Lohan, que saltó a la palestra con tan sólo 12 años en 'Tú a Londres y yo a California' (1998) y se convirtió en icono adolescente gracias a 'Chicas malas' (2004), ha dado con sus huesos en la cárcel dos veces en los últimos meses, mientras que Hilton, que tenía 20 años cuando empezó a hacerse un nombre como modelo, ya pasó 23 días tras los barrotes en junio de 2007.
Otros jóvenes como Heath Ledger o River Phoenix, y adultos como Michael Jackson o Marilyn Monroe, tuvieron menos suerte y fueron devorados por unos demonios interiores que propiciaron un fin apresurado. ¿Pero qué motivos llevan a los famosos a perder el control sobre sus vidas de esa manera?
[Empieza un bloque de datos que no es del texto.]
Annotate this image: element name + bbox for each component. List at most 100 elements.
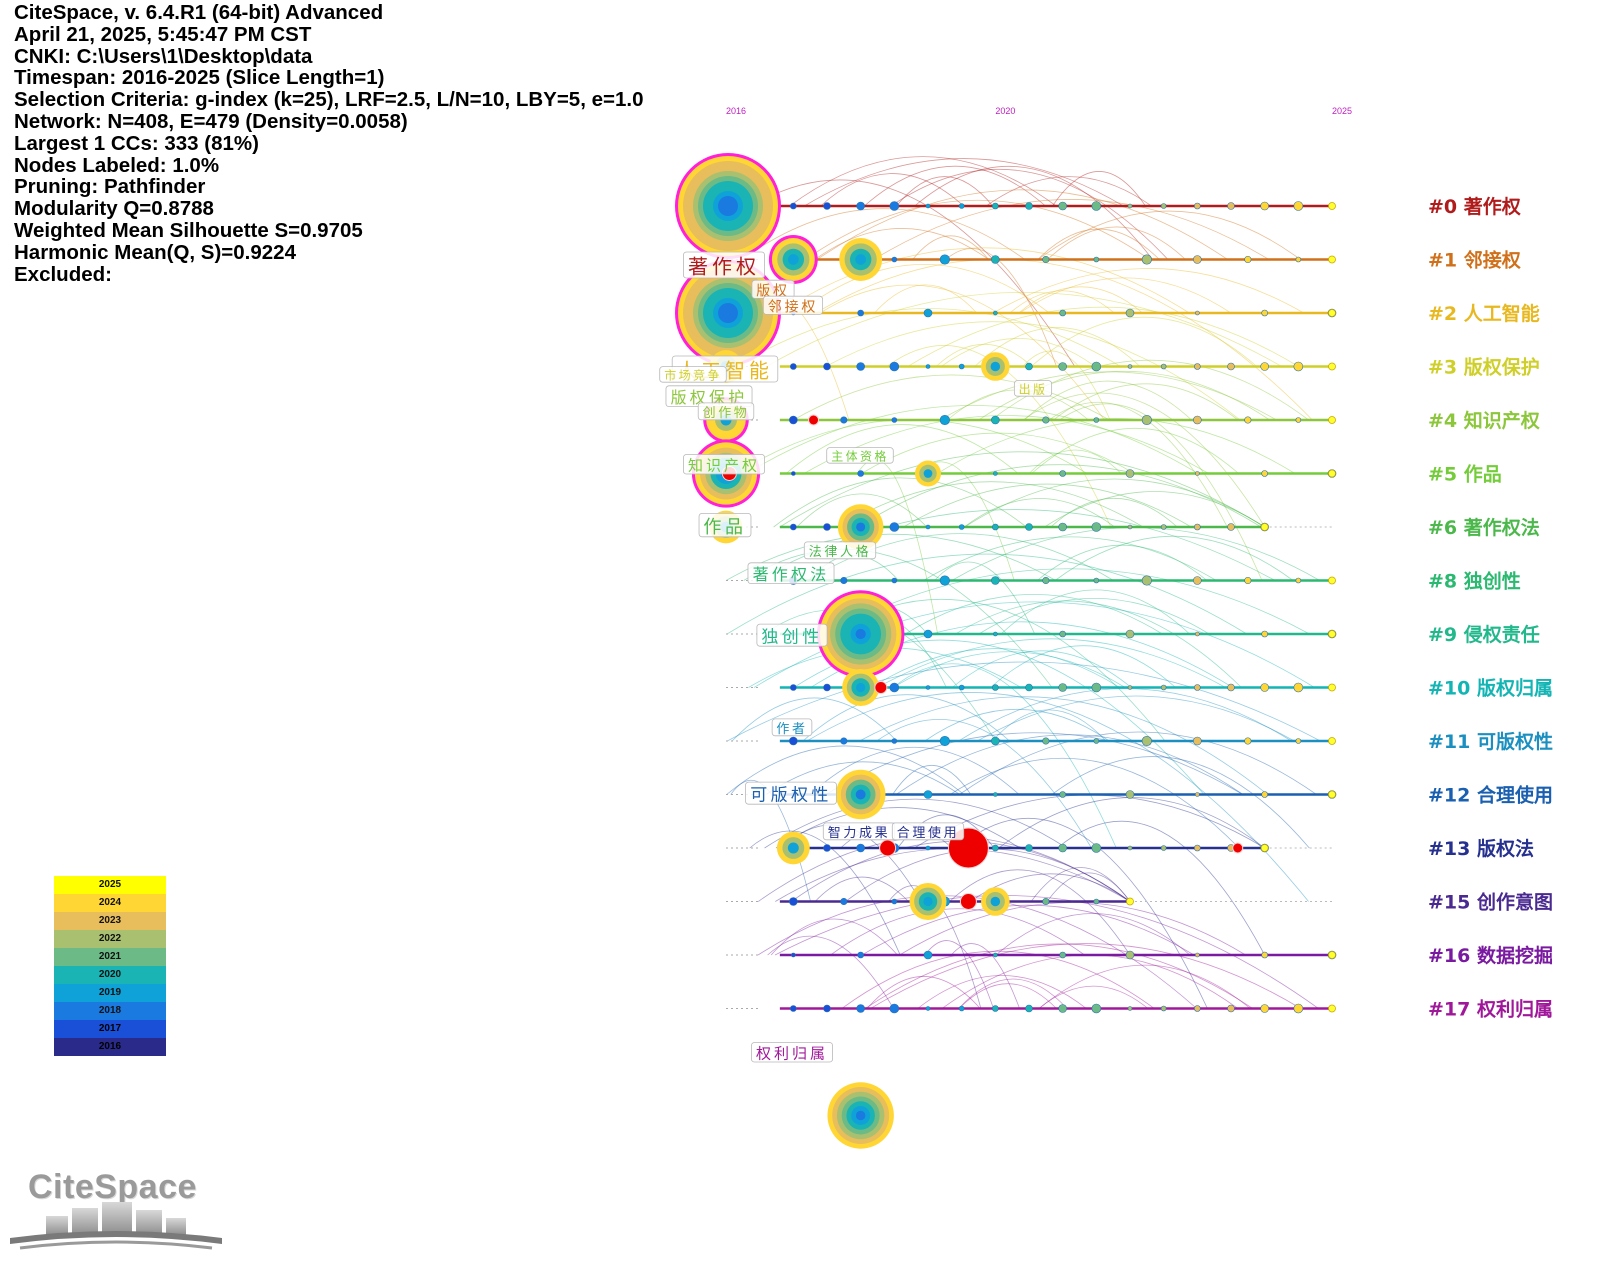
keyword-node[interactable] (1127, 364, 1133, 369)
keyword-node-major[interactable] (842, 669, 880, 706)
node-label[interactable]: 著作权法 (747, 562, 835, 584)
keyword-node[interactable] (823, 523, 831, 531)
cluster-label[interactable]: #0 著作权 (1428, 195, 1521, 218)
cluster-label[interactable]: #13 版权法 (1428, 837, 1534, 860)
keyword-node[interactable] (992, 523, 999, 531)
keyword-node[interactable] (1058, 683, 1067, 692)
keyword-node[interactable] (889, 522, 900, 532)
cluster-label[interactable]: #11 可版权性 (1428, 730, 1553, 753)
cluster-label[interactable]: #9 侵权责任 (1428, 623, 1540, 646)
keyword-node[interactable] (1261, 630, 1268, 638)
keyword-node[interactable] (923, 950, 933, 960)
keyword-node[interactable] (1059, 470, 1066, 477)
keyword-node[interactable] (925, 1006, 931, 1011)
cluster-label[interactable]: #12 合理使用 (1428, 784, 1553, 807)
keyword-node-major[interactable] (839, 238, 883, 281)
keyword-node[interactable] (889, 201, 900, 211)
node-label[interactable]: 邻接权 (762, 295, 824, 315)
keyword-node[interactable] (1328, 683, 1336, 692)
node-label[interactable]: 权利归属 (751, 1042, 834, 1063)
keyword-node[interactable] (1328, 469, 1336, 478)
keyword-node[interactable] (1025, 844, 1033, 852)
keyword-node[interactable] (1127, 524, 1133, 530)
cluster-label[interactable]: #16 数据挖掘 (1428, 944, 1553, 967)
keyword-node[interactable] (1042, 737, 1050, 745)
keyword-node[interactable] (790, 363, 797, 370)
keyword-node[interactable] (1025, 683, 1033, 692)
node-label[interactable]: 版权保护 (665, 385, 753, 407)
keyword-node[interactable] (925, 685, 931, 690)
keyword-node[interactable] (840, 416, 848, 424)
keyword-node[interactable] (1194, 684, 1201, 691)
keyword-node[interactable] (1260, 201, 1269, 211)
keyword-node[interactable] (1160, 845, 1167, 851)
keyword-node[interactable] (856, 201, 865, 211)
keyword-node[interactable] (823, 844, 831, 852)
keyword-node[interactable] (891, 417, 898, 423)
keyword-node[interactable] (1227, 362, 1235, 371)
keyword-node[interactable] (1244, 255, 1252, 264)
keyword-node[interactable] (993, 792, 998, 797)
keyword-node[interactable] (857, 470, 864, 477)
keyword-node[interactable] (1125, 308, 1135, 318)
keyword-node-major[interactable] (914, 460, 942, 487)
keyword-node[interactable] (1295, 256, 1302, 263)
keyword-node[interactable] (1091, 522, 1102, 532)
cluster-label[interactable]: #6 著作权法 (1428, 516, 1540, 539)
keyword-node[interactable] (1293, 682, 1304, 693)
keyword-node[interactable] (992, 844, 999, 852)
keyword-node[interactable] (958, 363, 965, 370)
keyword-node[interactable] (840, 737, 848, 745)
keyword-node[interactable] (789, 897, 798, 906)
burst-node[interactable] (1232, 842, 1244, 854)
keyword-node[interactable] (1042, 255, 1050, 264)
node-label[interactable]: 著作权 (683, 251, 766, 279)
keyword-node[interactable] (1261, 951, 1268, 959)
keyword-node[interactable] (790, 1005, 797, 1012)
keyword-node[interactable] (939, 254, 950, 265)
keyword-node[interactable] (1091, 201, 1102, 211)
keyword-node[interactable] (1160, 684, 1167, 691)
keyword-node[interactable] (992, 1005, 999, 1012)
keyword-node-major[interactable] (981, 887, 1010, 916)
keyword-node[interactable] (1125, 950, 1135, 960)
keyword-node[interactable] (1195, 471, 1200, 476)
keyword-node[interactable] (992, 684, 999, 691)
keyword-node[interactable] (1261, 791, 1268, 798)
keyword-node[interactable] (1025, 202, 1033, 210)
node-label[interactable]: 合理使用 (891, 822, 965, 841)
keyword-node[interactable] (993, 310, 998, 316)
keyword-node[interactable] (1141, 254, 1152, 265)
keyword-node[interactable] (1195, 631, 1200, 637)
keyword-node[interactable] (823, 362, 831, 371)
keyword-node[interactable] (789, 415, 798, 425)
keyword-node[interactable] (923, 308, 933, 318)
keyword-node[interactable] (1093, 898, 1100, 905)
keyword-node[interactable] (992, 202, 999, 210)
node-label[interactable]: 知识产权 (683, 454, 766, 475)
keyword-node[interactable] (791, 952, 796, 958)
cluster-label[interactable]: #15 创作意图 (1428, 891, 1553, 914)
keyword-node[interactable] (840, 897, 848, 906)
keyword-node[interactable] (1127, 685, 1133, 690)
keyword-node[interactable] (939, 414, 950, 426)
node-label[interactable]: 作品 (698, 513, 752, 538)
keyword-node[interactable] (1328, 576, 1336, 585)
keyword-node[interactable] (1227, 202, 1235, 210)
keyword-node[interactable] (889, 1003, 900, 1014)
cluster-label[interactable]: #8 独创性 (1428, 570, 1521, 593)
keyword-node[interactable] (857, 309, 864, 317)
keyword-node[interactable] (1091, 1003, 1102, 1014)
keyword-node[interactable] (1244, 737, 1252, 745)
keyword-node[interactable] (1042, 897, 1050, 906)
node-label[interactable]: 版权 (751, 279, 795, 299)
keyword-node[interactable] (925, 845, 931, 851)
keyword-node[interactable] (1293, 361, 1304, 372)
keyword-node-major[interactable] (768, 235, 818, 284)
cluster-label[interactable]: #4 知识产权 (1428, 409, 1540, 432)
cluster-label[interactable]: #17 权利归属 (1428, 998, 1553, 1021)
keyword-node[interactable] (1260, 523, 1269, 531)
burst-node[interactable] (879, 839, 897, 857)
cluster-label[interactable]: #10 版权归属 (1428, 677, 1553, 700)
keyword-node[interactable] (1328, 630, 1336, 638)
La propia Hilton admitió al salir de la cárcel que la fama le generaba ansiedad, ataques de pánico y claustrofobia, además de un terrible miedo a la soledad.
SOLEDAD
'A medida que la fama aumenta, también lo hace la soledad', dijo Olga Gavilán, licenciada en Psicología, que cuenta con una experiencia en Los Ángeles (California) de más de 10 años.
La realidad es que los famosos no pueden salir a la calle a tomar un café sin ser reconocidos y acosados por sus fans. Y no todos consiguen sobrellevar de buen grado esa renuncia a la normalidad de la que goza la gran mayoría de la población.